Mental time-travel need not involve vast stretches of time. Often it will concern what you have just done or are about to do. If you take the example of a job interview, there’s the mental rehearsal of the questions beforehand, followed afterwards by the agonising, repeated replaying of the worst moments, coupled with the imagination of a possible past, of the things you wished you’d said. These were possible futures. Now they are part of an impossible past.
Demis Hassabis and Eleanor Maguire were the first neuroscientists to carry out a structured investigation of future thinking in people with brain injuries. They found that even when they gave
them suggestions for all the sensory details that might be present in a future scenario – the sights, the smells and the sounds – they were still unable to imagine the scene.80 These five patients had a range of scores on tests of IQ and memory skills, but when it came to imagining the future four of them did very poorly, despite the fact that the scenarios used were everyday enough not to appear to necessitate access to detailed memories.
It is not only people with brain injuries who find future thinking difficult. Anyone with a poor autobiographical memory will also find it harder to project themselves into the future. This includes very young children, people with schizophrenia, Alzheimer’s disease or depression and those who are feeling suicidal.81 The more delusions and hallucinations a person with psychosis experiences, the harder it is for them to hold an idea of the future in mind, depriving them of the agency that mental time-travel can bring.82 As the decades pass we discuss our failing memories, but this is accompanied by something we tend to notice less – a decline in our ability to imagine the future. This lends weight once again to the idea that we rely on past memories in order to conjure up ideas of time yet to come.

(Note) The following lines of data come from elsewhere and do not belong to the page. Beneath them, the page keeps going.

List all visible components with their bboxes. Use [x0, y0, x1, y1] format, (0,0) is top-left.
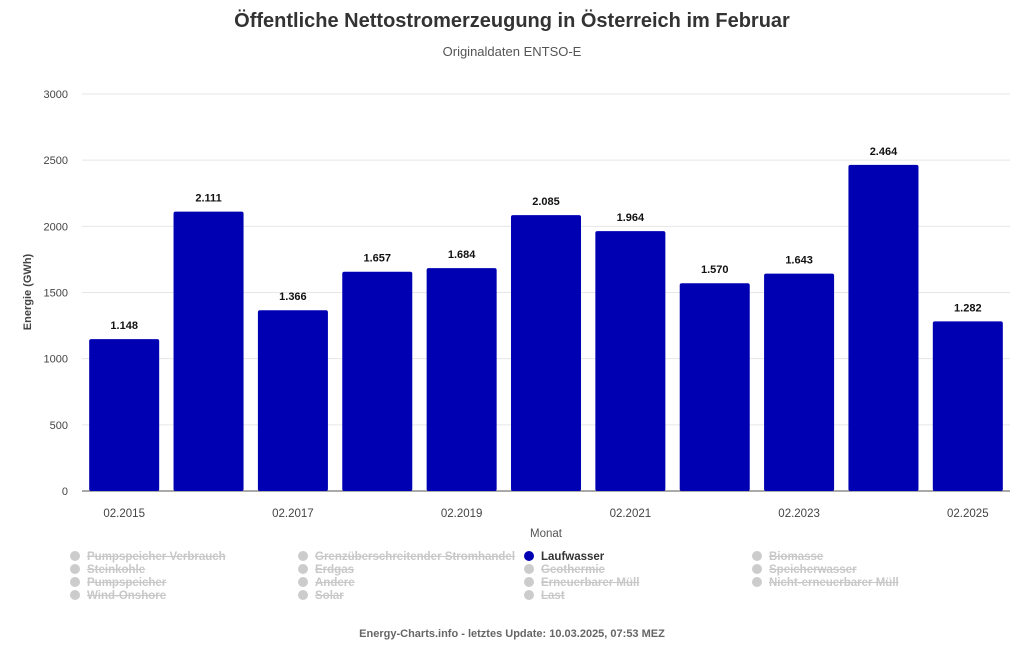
legend-marker-icon: [70, 577, 80, 587]
chart-subtitle: Originaldaten ENTSO-E: [442, 44, 582, 59]
legend-item[interactable]: Solar: [298, 590, 344, 603]
bar-02.2019: [426, 268, 497, 491]
legend-item-label: Wind-Onshore: [87, 590, 167, 602]
data-label: 1.964: [617, 212, 645, 224]
legend-item-label: Nicht-erneuerbarer Müll: [769, 577, 899, 589]
y-tick-label: 1000: [44, 354, 68, 366]
legend-item[interactable]: Last: [524, 590, 565, 603]
legend-item-label: Laufwasser: [541, 551, 605, 563]
bar-02.2016: [173, 211, 244, 491]
legend-marker-icon: [298, 551, 308, 561]
legend-marker-icon: [70, 551, 80, 561]
legend-item[interactable]: Pumpspeicher: [70, 577, 166, 590]
legend-item[interactable]: Erneuerbarer Müll: [524, 577, 639, 590]
legend-item-label: Steinkohle: [87, 564, 146, 576]
legend-marker-icon: [752, 564, 762, 574]
data-label: 2.085: [532, 196, 560, 208]
legend-marker-icon: [70, 590, 80, 600]
legend-marker-icon: [524, 564, 534, 574]
legend-item-label: Grenzüberschreitender Stromhandel: [315, 551, 516, 563]
x-tick-label: 02.2021: [610, 508, 652, 520]
legend-item-label: Andere: [315, 577, 355, 589]
data-label: 1.643: [785, 255, 813, 267]
legend-item[interactable]: Steinkohle: [70, 564, 145, 577]
legend-marker-icon: [298, 564, 308, 574]
bar-02.2022: [679, 283, 750, 491]
y-tick-label: 3000: [44, 89, 68, 101]
legend-item-label: Solar: [315, 590, 344, 602]
bar-02.2020: [510, 215, 582, 491]
legend-item[interactable]: Laufwasser: [524, 551, 604, 564]
y-tick-label: 2000: [44, 221, 68, 233]
x-tick-label: 02.2025: [947, 508, 989, 520]
legend-item[interactable]: Speicherwasser: [752, 564, 857, 577]
legend-item[interactable]: Erdgas: [298, 564, 354, 577]
legend-item-label: Biomasse: [769, 551, 824, 563]
bar-02.2025: [932, 321, 1003, 491]
bar-02.2023: [764, 273, 835, 491]
y-tick-label: 1500: [44, 288, 68, 300]
legend-item-label: Pumpspeicher Verbrauch: [87, 551, 226, 563]
data-label: 2.464: [870, 146, 898, 158]
x-tick-label: 02.2017: [272, 508, 314, 520]
legend-item-label: Geothermie: [541, 564, 605, 576]
y-tick-label: 500: [50, 420, 68, 432]
legend-item-label: Pumpspeicher: [87, 577, 167, 589]
chart-title: Öffentliche Nettostromerzeugung in Öster…: [234, 10, 790, 32]
footer-credits: Energy-Charts.info - letztes Update: 10.…: [359, 628, 665, 640]
legend-marker-icon: [524, 590, 534, 600]
legend-item[interactable]: Grenzüberschreitender Stromhandel: [298, 551, 515, 564]
bar-02.2024: [848, 164, 919, 491]
legend-marker-icon: [752, 577, 762, 587]
bar-02.2017: [257, 310, 328, 491]
x-tick-label: 02.2023: [778, 508, 820, 520]
legend-item-label: Speicherwasser: [769, 564, 857, 576]
data-label: 1.366: [279, 291, 307, 303]
x-tick-label: 02.2015: [103, 508, 145, 520]
legend-item-label: Erneuerbarer Müll: [541, 577, 640, 589]
legend-marker-icon: [70, 564, 80, 574]
data-label: 1.570: [701, 264, 729, 276]
legend-marker-icon: [524, 551, 534, 561]
bar-chart: 0 500 1000 1500 2000 2500 3000 Energie (GWh) Mon…: [22, 89, 1010, 540]
legend-marker-icon: [298, 577, 308, 587]
legend-item[interactable]: Geothermie: [524, 564, 605, 577]
bar-02.2015: [89, 339, 160, 491]
legend-marker-icon: [298, 590, 308, 600]
x-tick-label: 02.2019: [441, 508, 483, 520]
legend-item[interactable]: Nicht-erneuerbarer Müll: [752, 577, 899, 590]
x-axis-title: Monat: [530, 528, 563, 540]
bar-02.2018: [342, 271, 413, 491]
y-tick-label: 2500: [44, 155, 68, 167]
legend-item-label: Erdgas: [315, 564, 354, 576]
legend-marker-icon: [524, 577, 534, 587]
data-label: 2.111: [195, 193, 221, 205]
y-tick-label: 0: [62, 486, 68, 498]
legend-item[interactable]: Pumpspeicher Verbrauch: [70, 551, 226, 564]
legend-marker-icon: [752, 551, 762, 561]
data-label: 1.657: [364, 253, 392, 265]
bar-02.2021: [595, 231, 666, 491]
legend-item-label: Last: [541, 590, 565, 602]
legend-item[interactable]: Biomasse: [752, 551, 823, 564]
data-label: 1.684: [448, 249, 476, 261]
data-label: 1.148: [110, 320, 138, 332]
legend-item[interactable]: Andere: [298, 577, 355, 590]
legend-item[interactable]: Wind-Onshore: [70, 590, 166, 603]
data-label: 1.282: [954, 302, 982, 314]
y-axis-title: Energie (GWh): [22, 253, 34, 330]
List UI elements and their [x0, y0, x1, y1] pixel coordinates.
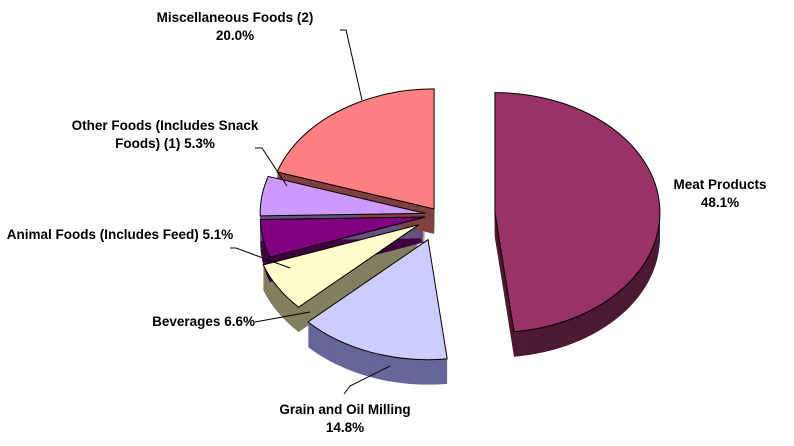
slice	[259, 216, 426, 258]
category-label: Other Foods (Includes Snack Foods) (1)	[71, 118, 259, 151]
category-label: Animal Foods (Includes Feed)	[6, 227, 199, 242]
slice	[276, 88, 435, 210]
value-label: 14.8%	[325, 420, 365, 435]
slice	[262, 224, 419, 308]
slice-label: Miscellaneous Foods (2) 20.0%	[100, 9, 370, 45]
leader-line	[254, 311, 311, 323]
leader-line	[340, 29, 363, 101]
slice-label: Animal Foods (Includes Feed) 5.1%	[5, 226, 235, 244]
value-label: 5.3%	[184, 136, 215, 151]
leader-line	[255, 147, 288, 187]
value-label: 6.6%	[224, 314, 255, 329]
slice	[494, 92, 661, 333]
category-label: Meat Products	[673, 177, 767, 192]
slice-label: Grain and Oil Milling 14.8%	[240, 401, 450, 437]
slice	[307, 238, 448, 361]
value-label: 5.1%	[202, 227, 234, 242]
leader-line	[230, 247, 291, 269]
slice	[259, 175, 426, 217]
slice-label: Meat Products 48.1%	[645, 176, 794, 212]
value-label: 20.0%	[215, 28, 255, 43]
category-label: Miscellaneous Foods (2)	[156, 10, 314, 25]
slice-label: Other Foods (Includes Snack Foods) (1) 5…	[60, 117, 270, 153]
slice-label: Beverages 6.6%	[60, 313, 255, 331]
category-label: Beverages	[152, 314, 221, 329]
value-label: 48.1%	[700, 195, 740, 210]
category-label: Grain and Oil Milling	[279, 402, 411, 417]
leader-line	[343, 365, 391, 395]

The part of Henry’s brain that was most damaged was the hippocampus. It gets its name from its shape – it curls around in a narrow arc similar to a seahorse. Not long ago I stood on an old converted squash court that now houses a brain bank. There were shelves and shelves of brains in vats. The neuroscientist carefully handed me one of their six thousand brains and pointed out the hippocampus. It was extraordinary to think that an area that is only four centimetres long and formed so delicately could hold the key to the lifetime of memories that form a person’s identity. We know this area to be crucial to memory, but the experiences of the patients with amnesia would suggest that it also plays a part in imagining the future. The evidence from these people begins to build up a picture of the way the brain holds ideas of the future in mind, one which is backed up by scans of living brains.